That noise you'll hear a few minutes before the start of the Spurs' game against the Dallas Mavericks on Monday night will be the thunderous ovation Tony Parker is sure to get when he's introduced with the team's starting lineup at the AT&T Center.
Parker, who hasn't played in a game since rupturing a tendon in his left quadriceps in the Western Conference semifinals on May 3, will start in his season debut, Spurs coach Gregg Popovich said in his pregame session with reporters.
Parker was expected to be sidelined through at least the end of the year after sustaining the worst injury of his 16-year NBA career, all with the Spurs.
Asked if he was amazed with how fast Parker made it back to the court, Popovich said, "Yeah, I stopped trying to be a doctor a long time ago.

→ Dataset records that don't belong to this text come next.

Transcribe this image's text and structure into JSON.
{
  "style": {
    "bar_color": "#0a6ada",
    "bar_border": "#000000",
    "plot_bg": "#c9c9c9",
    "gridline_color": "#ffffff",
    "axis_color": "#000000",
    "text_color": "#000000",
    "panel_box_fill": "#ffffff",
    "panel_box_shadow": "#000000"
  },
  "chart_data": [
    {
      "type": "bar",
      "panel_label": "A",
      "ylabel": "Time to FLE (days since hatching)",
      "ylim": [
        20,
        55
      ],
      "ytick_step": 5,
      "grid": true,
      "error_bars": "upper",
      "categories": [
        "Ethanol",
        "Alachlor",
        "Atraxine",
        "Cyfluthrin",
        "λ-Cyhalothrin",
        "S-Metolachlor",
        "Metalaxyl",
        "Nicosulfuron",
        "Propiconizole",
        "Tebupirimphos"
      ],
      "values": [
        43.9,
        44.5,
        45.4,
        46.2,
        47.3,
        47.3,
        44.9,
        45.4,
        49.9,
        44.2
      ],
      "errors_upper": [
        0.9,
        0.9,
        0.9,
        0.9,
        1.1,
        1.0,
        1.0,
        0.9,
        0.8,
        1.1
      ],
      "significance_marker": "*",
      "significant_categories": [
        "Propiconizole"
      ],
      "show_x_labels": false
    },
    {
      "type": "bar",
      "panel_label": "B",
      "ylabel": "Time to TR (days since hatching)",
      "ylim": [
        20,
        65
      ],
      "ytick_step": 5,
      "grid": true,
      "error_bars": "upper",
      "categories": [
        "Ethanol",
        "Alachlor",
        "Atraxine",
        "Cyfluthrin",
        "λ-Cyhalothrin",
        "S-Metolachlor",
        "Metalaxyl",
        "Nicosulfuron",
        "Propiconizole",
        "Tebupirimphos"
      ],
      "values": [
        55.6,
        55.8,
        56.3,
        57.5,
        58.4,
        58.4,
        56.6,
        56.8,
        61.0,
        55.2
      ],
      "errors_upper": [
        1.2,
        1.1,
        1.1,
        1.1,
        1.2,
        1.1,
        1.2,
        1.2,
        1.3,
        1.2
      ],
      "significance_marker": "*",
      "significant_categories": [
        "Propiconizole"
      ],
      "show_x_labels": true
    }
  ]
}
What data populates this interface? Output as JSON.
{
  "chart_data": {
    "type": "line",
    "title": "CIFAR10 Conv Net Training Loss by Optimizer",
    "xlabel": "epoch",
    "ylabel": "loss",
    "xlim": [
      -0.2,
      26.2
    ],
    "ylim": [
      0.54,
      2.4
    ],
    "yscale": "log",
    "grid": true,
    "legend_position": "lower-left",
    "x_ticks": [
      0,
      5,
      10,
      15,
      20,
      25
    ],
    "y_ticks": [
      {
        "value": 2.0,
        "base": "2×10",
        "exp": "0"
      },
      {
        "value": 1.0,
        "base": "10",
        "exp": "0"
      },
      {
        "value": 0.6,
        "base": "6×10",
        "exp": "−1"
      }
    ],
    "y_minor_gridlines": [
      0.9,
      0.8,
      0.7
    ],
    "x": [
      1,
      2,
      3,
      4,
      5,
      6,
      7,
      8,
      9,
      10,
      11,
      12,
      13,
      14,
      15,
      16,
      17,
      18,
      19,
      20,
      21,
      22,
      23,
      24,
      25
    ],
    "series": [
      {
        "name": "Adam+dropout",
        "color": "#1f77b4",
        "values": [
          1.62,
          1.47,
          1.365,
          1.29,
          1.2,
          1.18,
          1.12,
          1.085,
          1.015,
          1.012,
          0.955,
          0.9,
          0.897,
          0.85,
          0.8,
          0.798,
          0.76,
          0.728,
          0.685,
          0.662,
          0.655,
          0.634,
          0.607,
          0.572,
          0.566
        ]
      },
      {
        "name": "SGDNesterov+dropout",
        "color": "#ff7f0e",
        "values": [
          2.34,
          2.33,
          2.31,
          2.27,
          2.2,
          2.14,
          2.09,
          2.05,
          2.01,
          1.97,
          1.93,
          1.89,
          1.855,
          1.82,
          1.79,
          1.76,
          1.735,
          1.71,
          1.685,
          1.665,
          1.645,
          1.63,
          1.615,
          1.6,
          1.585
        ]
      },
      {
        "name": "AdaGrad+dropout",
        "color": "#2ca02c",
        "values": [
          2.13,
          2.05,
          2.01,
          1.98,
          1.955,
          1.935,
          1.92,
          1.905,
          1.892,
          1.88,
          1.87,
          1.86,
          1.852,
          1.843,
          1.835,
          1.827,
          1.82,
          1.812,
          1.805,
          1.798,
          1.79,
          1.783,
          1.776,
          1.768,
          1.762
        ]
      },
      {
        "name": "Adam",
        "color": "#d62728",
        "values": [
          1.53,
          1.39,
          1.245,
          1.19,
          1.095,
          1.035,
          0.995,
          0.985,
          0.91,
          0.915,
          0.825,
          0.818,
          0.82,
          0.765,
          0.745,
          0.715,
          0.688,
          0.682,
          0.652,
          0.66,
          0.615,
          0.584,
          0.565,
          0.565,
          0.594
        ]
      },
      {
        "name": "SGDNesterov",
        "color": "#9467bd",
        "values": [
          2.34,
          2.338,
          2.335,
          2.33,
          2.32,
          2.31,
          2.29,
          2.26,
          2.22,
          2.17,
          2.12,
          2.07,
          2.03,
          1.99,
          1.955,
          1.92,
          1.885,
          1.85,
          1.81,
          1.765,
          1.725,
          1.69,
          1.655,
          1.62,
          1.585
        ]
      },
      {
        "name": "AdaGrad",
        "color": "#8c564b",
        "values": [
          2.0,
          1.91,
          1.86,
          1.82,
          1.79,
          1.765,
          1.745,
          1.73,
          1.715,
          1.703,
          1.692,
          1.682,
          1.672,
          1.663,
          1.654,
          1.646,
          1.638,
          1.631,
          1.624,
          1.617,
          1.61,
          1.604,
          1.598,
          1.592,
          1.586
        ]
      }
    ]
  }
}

I never know. Guys come back sooner than you thought. Some guys take stay (out) longer than you thought.
"People make projections on different stuff, so I'm just glad he's back. We'll play him for a minute and a half (laughter). Make sure he doesn't get hurt again."
The Spurs (12-7) have managed to keep their heads above water without Parker and All-NBA forward Kawhi Leonard, who also has been sidelined since the start of training camp with tendinopathy in his right quadriceps.
Popovich said Monday that Leonard "is getting very close and making progress. He's having contact now. Hopefully, we'll get him back shortly."
While the Spurs have managed to keep winning without Parker and Aldridge, their offense has been largely inconsistent in their first 19 games. But Popovich likes the way his players have kept pounding the rock, as the Spurs like to say.
"It has been a lot of moving parts, but I've got to give our young guys and our new guys credit that they've blended in with the veteran guys that have been here pretty well," Popovich said. "We've had different guys step up on different nights, and score for us or make stops on defense."
Popovich cited forwards LaMarcus Aldridge and Kyle Anderson for their strong play since the start of the season. Kyle Anderson has started in Leonard's spot for all of the team's 19 games.
Aldridge leads the Spurs in scoring (21.6) and rebounding (8.2), and Anderson is averaging 9.1 points and 3.1 assists, and tied his career high with five steals in Saturday night's 106-86 road win over the Charlotte Hornets.
"LA and Kyle Anderson have been real stalwarts," Popovich said. "Those two guys have been steady, steady throughout this. LA's combination of scoring and playing D, running the floor, has been just outstanding. He's really been the key and guys like Kyle have been special on top of it.
"Everybody else has contributed. Different people each night. It's a good, solid group of people, and they've hung in there pretty good. So, hopefully, we can continue to do that until Tony's full speed and Kawhi's full speed."
Asked if Parker's return will be easier because he won't have the pressure of having to carry much of the offensive load, Popovich said, "Tony is a good player, obviously. He's not 24. He's not going to come in and score 36, make it easy for us.
"What he does is give us more basketball corporate knowledge that we don't have right now. Some decision-making. Some depth, where other guys don't have to play as many minutes as they have been playing. All those things are a real plus for having Tony back."
Veteran Patty Mills has started the Spurs' last 12 games at point guard.
Popovich hasn't given a timeline for Leonard's return, but said recently it would be "sooner rather than later."